Another splat, with debug=0x802 and the printk patch applied. Please let me know if you need more information.
Comment 4 Johannes Berg 2010-04-03 15:09:33 UTC
Either bugzilla or I am confused, or you attached the same file again?
Comment 5 Peter Zijlstra 2010-04-03 15:28:21 UTC
Created attachment 25836 [details]
dmesg with printk output for real now
Comment 6 Johannes Berg 2010-04-03 16:38:51 UTC
Well, ok, clear now what's going on...

is_internal_short_scan starts out as true

ieee80211 phy0: U iwl_bg_scan_completed SCAN complete scan
ieee80211 phy0: I iwl_internal_short_hw_scan Start internal short scan...
queueing request_scan in internal, bands=1

still set to true

ieee80211 phy0: U iwl_bg_scan_completed internal short scan completed

this sets it to false, but the next scan is already in progress!!
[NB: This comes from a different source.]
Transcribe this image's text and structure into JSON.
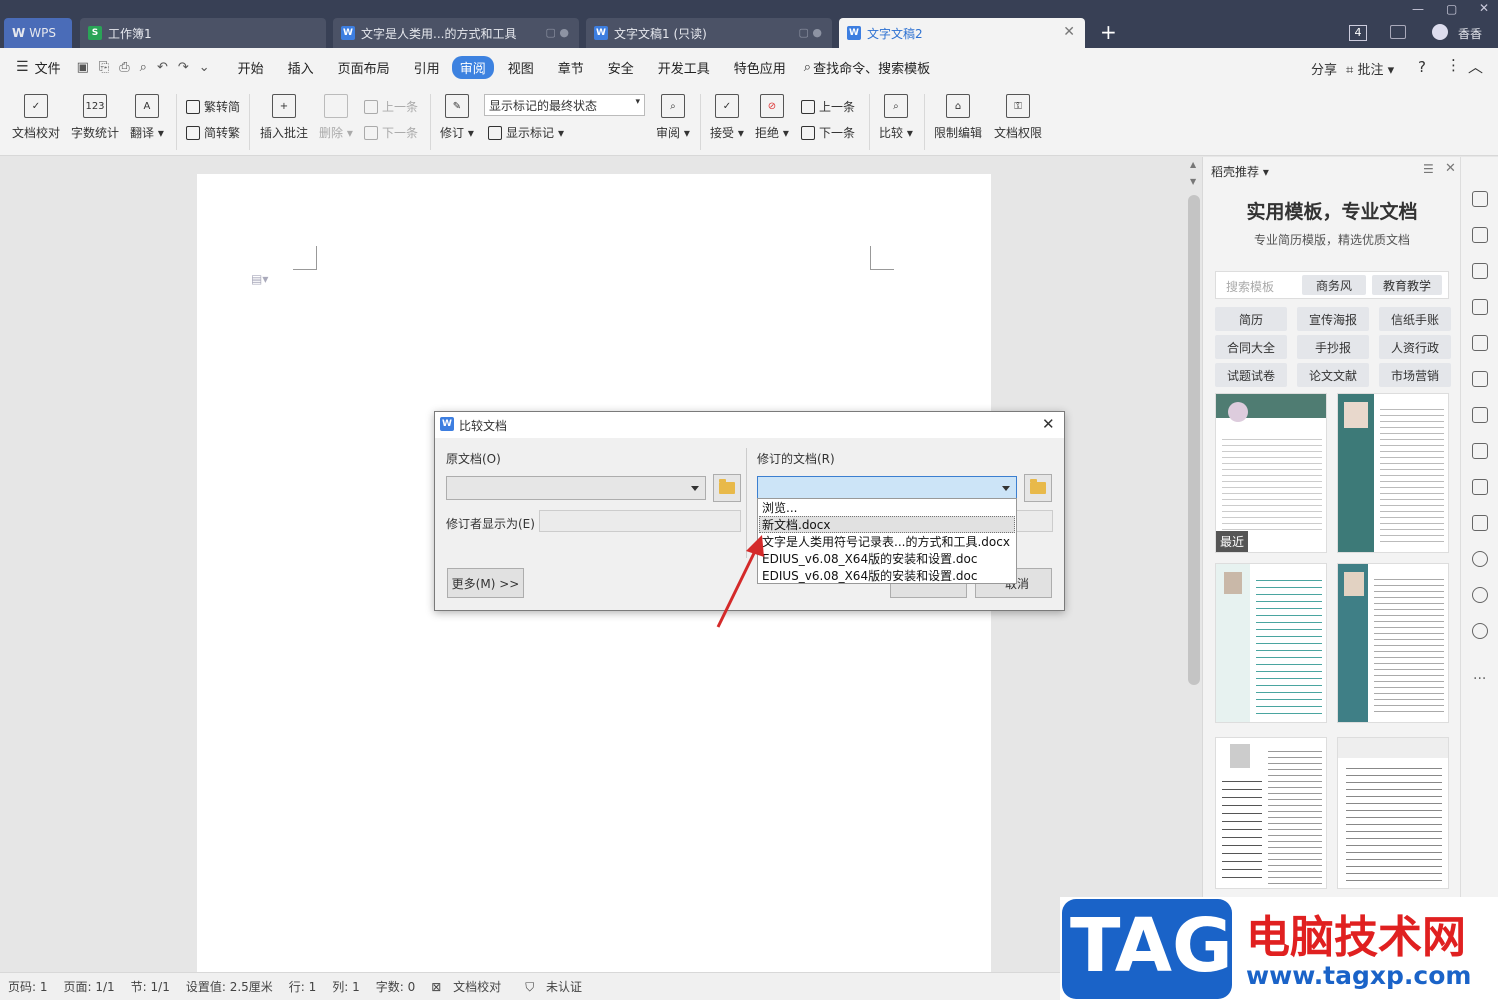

Now iwl_bg_request_scan will check the variable and find it false, even though it should be true.

is_internal_short_scan needs to be protected by a lock, probably priv->mutex.
Comment 7 Johannes Berg 2010-04-03 16:43:35 UTC
No, it's not that simple ... all this is really racy.
Comment 8 Johannes Berg 2010-04-06 11:23:32 UTC
Created attachment 25881 [details]
patch to fix internal scan race

Let me know what happens.
Comment 9 Peter Zijlstra 2010-04-08 19:43:02 UTC
Yep, that seems to have cured it, machine has been happy for days now, whereas it used to die several times a day before this.